Nevertheless, Weston argues that Wal‐Mart took definite measures to attempt to control the
water’s accumulation by placing orange warning cones near the store’s entryway, thereby
assuming a duty to assure that the store’s entryway was “free and clear of the hazards” created
No. 08‐1786 Page 3
by the water’s accumulation. It’s failure to take additional protective measures, Weston asserts,
amounted to a breach of that previously‐assumed duty.
Weston’s argument misses the mark. Where the accumulation is a natural one, there is no
duty to continue a voluntary undertaking to remove it.

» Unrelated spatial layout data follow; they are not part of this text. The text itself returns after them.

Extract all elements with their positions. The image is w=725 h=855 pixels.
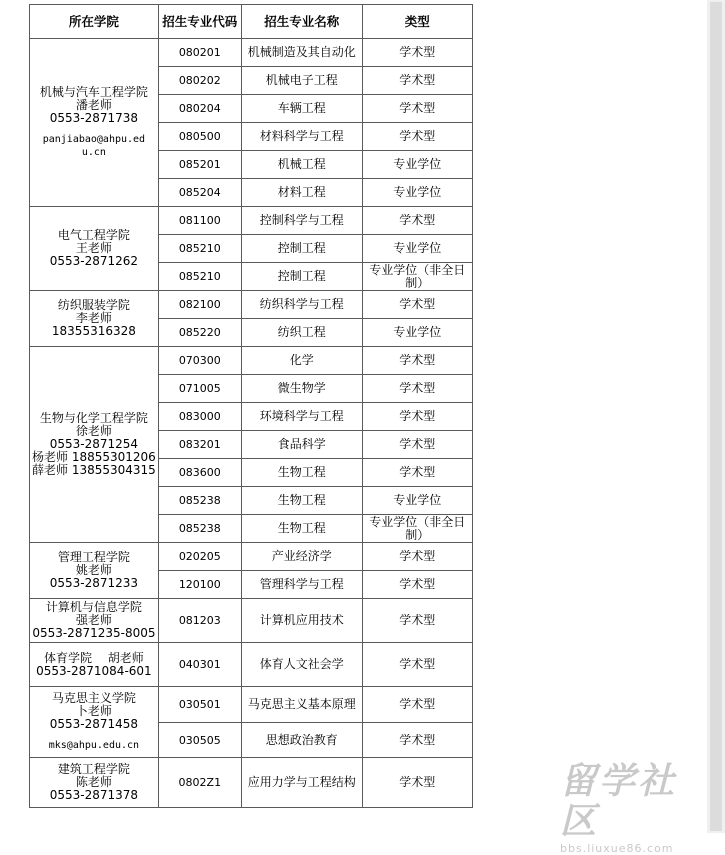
program-code-cell: 081100	[158, 207, 241, 235]
college-info-line: 0553-2871458	[49, 717, 139, 731]
header-type: 类型	[362, 5, 472, 39]
program-name-cell: 应用力学与工程结构	[241, 758, 362, 808]
program-code-cell: 085238	[158, 487, 241, 515]
program-type-cell: 学术型	[362, 291, 472, 319]
program-code-cell: 085201	[158, 151, 241, 179]
program-type-cell: 学术型	[362, 431, 472, 459]
program-name-cell: 机械制造及其自动化	[241, 39, 362, 67]
college-info-line: 薛老师 13855304315	[32, 463, 156, 477]
watermark-logo	[560, 761, 710, 855]
program-code-cell: 030501	[158, 687, 241, 723]
college-info-line: panjiabao@ahpu.ed	[42, 134, 146, 145]
program-code-cell: 080202	[158, 67, 241, 95]
program-name-cell: 思想政治教育	[241, 723, 362, 758]
college-info-line: 陈老师	[75, 775, 112, 789]
program-type-cell: 学术型	[362, 723, 472, 758]
program-name-cell: 食品科学	[241, 431, 362, 459]
vertical-scrollbar[interactable]	[707, 0, 725, 833]
program-code-cell: 020205	[158, 543, 241, 571]
program-type-cell: 学术型	[362, 599, 472, 643]
header-code: 招生专业代码	[158, 5, 241, 39]
college-cell	[30, 291, 159, 347]
college-info-line: u.cn	[81, 147, 106, 158]
watermark-text: 留学社区	[560, 761, 678, 842]
college-cell	[30, 347, 159, 543]
program-name-cell: 微生物学	[241, 375, 362, 403]
program-name-cell: 管理科学与工程	[241, 571, 362, 599]
header-name: 招生专业名称	[241, 5, 362, 39]
program-code-cell: 120100	[158, 571, 241, 599]
program-name-cell: 产业经济学	[241, 543, 362, 571]
program-name-cell: 控制工程	[241, 235, 362, 263]
program-code-cell: 0802Z1	[158, 758, 241, 808]
program-name-cell: 体育人文社会学	[241, 643, 362, 687]
watermark-url: bbs.liuxue86.com	[560, 842, 674, 855]
college-info-line: 姚老师	[75, 563, 112, 577]
college-info-line: 李老师	[75, 311, 112, 325]
college-info-line: 马克思主义学院	[51, 691, 136, 705]
program-type-cell: 学术型	[362, 543, 472, 571]
program-name-cell: 生物工程	[241, 459, 362, 487]
program-code-cell: 083201	[158, 431, 241, 459]
college-info-line: 强老师	[75, 613, 112, 627]
program-code-cell: 085220	[158, 319, 241, 347]
table-row	[30, 643, 473, 687]
program-type-cell: 学术型	[362, 39, 472, 67]
college-info-line: 建筑工程学院	[57, 762, 130, 776]
program-type-cell: 学术型	[362, 123, 472, 151]
college-info-line: 计算机与信息学院	[45, 600, 142, 614]
program-type-cell: 专业学位	[362, 179, 472, 207]
program-type-cell: 学术型	[362, 207, 472, 235]
program-type-cell: 学术型	[362, 95, 472, 123]
program-type-cell: 学术型	[362, 687, 472, 723]
program-code-cell: 080201	[158, 39, 241, 67]
college-info-line: 机械与汽车工程学院	[39, 85, 148, 99]
program-code-cell: 085210	[158, 263, 241, 291]
program-name-cell: 材料科学与工程	[241, 123, 362, 151]
program-name-cell: 机械工程	[241, 151, 362, 179]
college-info-line	[32, 125, 156, 133]
college-cell	[30, 643, 159, 687]
program-type-cell: 专业学位	[362, 487, 472, 515]
college-info-line: 卜老师	[75, 704, 112, 718]
program-name-cell: 生物工程	[241, 515, 362, 543]
program-code-cell: 040301	[158, 643, 241, 687]
college-cell	[30, 39, 159, 207]
college-info-line	[32, 731, 156, 739]
program-name-cell: 生物工程	[241, 487, 362, 515]
program-name-cell: 车辆工程	[241, 95, 362, 123]
program-type-cell: 学术型	[362, 67, 472, 95]
college-info-line: 0553-2871262	[49, 254, 139, 268]
college-info-line: 潘老师	[75, 98, 112, 112]
table-row	[30, 207, 473, 235]
program-type-cell: 专业学位	[362, 151, 472, 179]
college-cell	[30, 758, 159, 808]
program-name-cell: 计算机应用技术	[241, 599, 362, 643]
college-info-line: 0553-2871084-601	[36, 663, 152, 678]
program-name-cell: 机械电子工程	[241, 67, 362, 95]
program-code-cell: 071005	[158, 375, 241, 403]
program-code-cell: 070300	[158, 347, 241, 375]
program-name-cell: 控制科学与工程	[241, 207, 362, 235]
program-name-cell: 化学	[241, 347, 362, 375]
table-row	[30, 543, 473, 571]
program-code-cell: 085238	[158, 515, 241, 543]
header-row	[30, 5, 473, 39]
table-row	[30, 599, 473, 643]
college-info-line: 徐老师	[75, 424, 112, 438]
program-type-cell: 学术型	[362, 403, 472, 431]
program-name-cell: 马克思主义基本原理	[241, 687, 362, 723]
program-code-cell: 083600	[158, 459, 241, 487]
program-type-cell: 学术型	[362, 758, 472, 808]
program-type-cell: 学术型	[362, 643, 472, 687]
program-code-cell: 080204	[158, 95, 241, 123]
college-info-line: 0553-2871378	[49, 788, 139, 802]
program-type-cell: 专业学位	[362, 235, 472, 263]
table-row	[30, 758, 473, 808]
header-college: 所在学院	[30, 5, 159, 39]
program-name-cell: 纺织工程	[241, 319, 362, 347]
program-code-cell: 030505	[158, 723, 241, 758]
table-row	[30, 39, 473, 67]
program-type-cell: 专业学位（非全日制）	[362, 515, 472, 543]
college-info-line: mks@ahpu.edu.cn	[48, 740, 140, 751]
program-code-cell: 085204	[158, 179, 241, 207]
program-type-cell: 学术型	[362, 571, 472, 599]
table-row	[30, 687, 473, 723]
scrollbar-thumb[interactable]	[710, 2, 722, 831]
program-type-cell: 学术型	[362, 375, 472, 403]
program-type-cell: 专业学位（非全日制）	[362, 263, 472, 291]
program-name-cell: 控制工程	[241, 263, 362, 291]
program-code-cell: 085210	[158, 235, 241, 263]
college-info-line: 生物与化学工程学院	[39, 411, 148, 425]
program-type-cell: 学术型	[362, 459, 472, 487]
college-info-line: 王老师	[75, 241, 112, 255]
college-cell	[30, 599, 159, 643]
program-code-cell: 080500	[158, 123, 241, 151]
college-info-line: 0553-2871254	[49, 437, 139, 451]
college-info-line: 18355316328	[51, 324, 136, 338]
program-type-cell: 学术型	[362, 347, 472, 375]
programs-table	[29, 4, 473, 808]
college-info-line: 管理工程学院	[57, 550, 130, 564]
college-cell	[30, 207, 159, 291]
college-info-line: 体育学院 胡老师	[43, 650, 144, 665]
table-row	[30, 291, 473, 319]
program-type-cell: 专业学位	[362, 319, 472, 347]
program-name-cell: 环境科学与工程	[241, 403, 362, 431]
college-info-line: 电气工程学院	[57, 228, 130, 242]
college-info-line: 0553-2871738	[49, 111, 139, 125]
table-row	[30, 347, 473, 375]
program-code-cell: 081203	[158, 599, 241, 643]
program-code-cell: 082100	[158, 291, 241, 319]
program-name-cell: 纺织科学与工程	[241, 291, 362, 319]
college-info-line: 0553-2871233	[49, 576, 139, 590]
college-info-line: 0553-2871235-8005	[32, 626, 156, 640]
college-info-line: 杨老师 18855301206	[32, 450, 156, 464]
college-cell	[30, 543, 159, 599]
college-cell	[30, 687, 159, 758]
program-name-cell: 材料工程	[241, 179, 362, 207]
program-code-cell: 083000	[158, 403, 241, 431]
college-info-line: 纺织服装学院	[57, 298, 130, 312]
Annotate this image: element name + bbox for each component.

Lohan, 499 N.E.2d at 683 (defendant
had no duty to lay down additional safety mats in store entranceway when floor was wet from
tracked‐in rainwater). Because a voluntary undertaking may only subject a defendant to
liability if that undertaking is performed negligently, Weston must show a triable question of
fact exists as to whether Wal‐Mart placed or maintained the orange warning cones in a
negligent manner.
In an effort to overcome this hurdle, Weston argues that Wal‐Mart’s failure to place the
cones in a “readily identifiable” location amounted to negligence. She contends that a non‐
negligent undertaking required Wal‐Mart to place the cones in a manner that alerted store
shoppers to the full extent of the danger posed by the accumulated water. Weston attempts to
saddle Wal‐Mart with a duty that it did not owe; the duty Weston claims is beyond the scope
of Wal‐Mart’s actual undertaking. Even assuming that a voluntary undertaking occurred, Wal‐
Mart’s duty extended only to maintaining with reasonable care the cones that it actually placed
near the store entranceway. See Roberson, 623 N.E.2d at 366 (J.C. Penney did not have a duty
to install as many mats as necessary to absorb tracked‐in water, but only to maintain with
reasonable care the mats it did install). The record is absent of any evidence, or even assertion,
that Wal‐Mart failed to do so. Therefore, because Weston’s admission that she slipped and fell
on a natural accumulation of water shields Wal‐Mart from liability and Wal‐Mart owed no duty
to continue the voluntary undertaking, the district court’s entry of summary judgment was
proper. See Celotex Corp. v. Catrett, 477 U.S. 317, 323 (1986).
Accordingly, we AFFIRM the district court’s grant of summary judgment.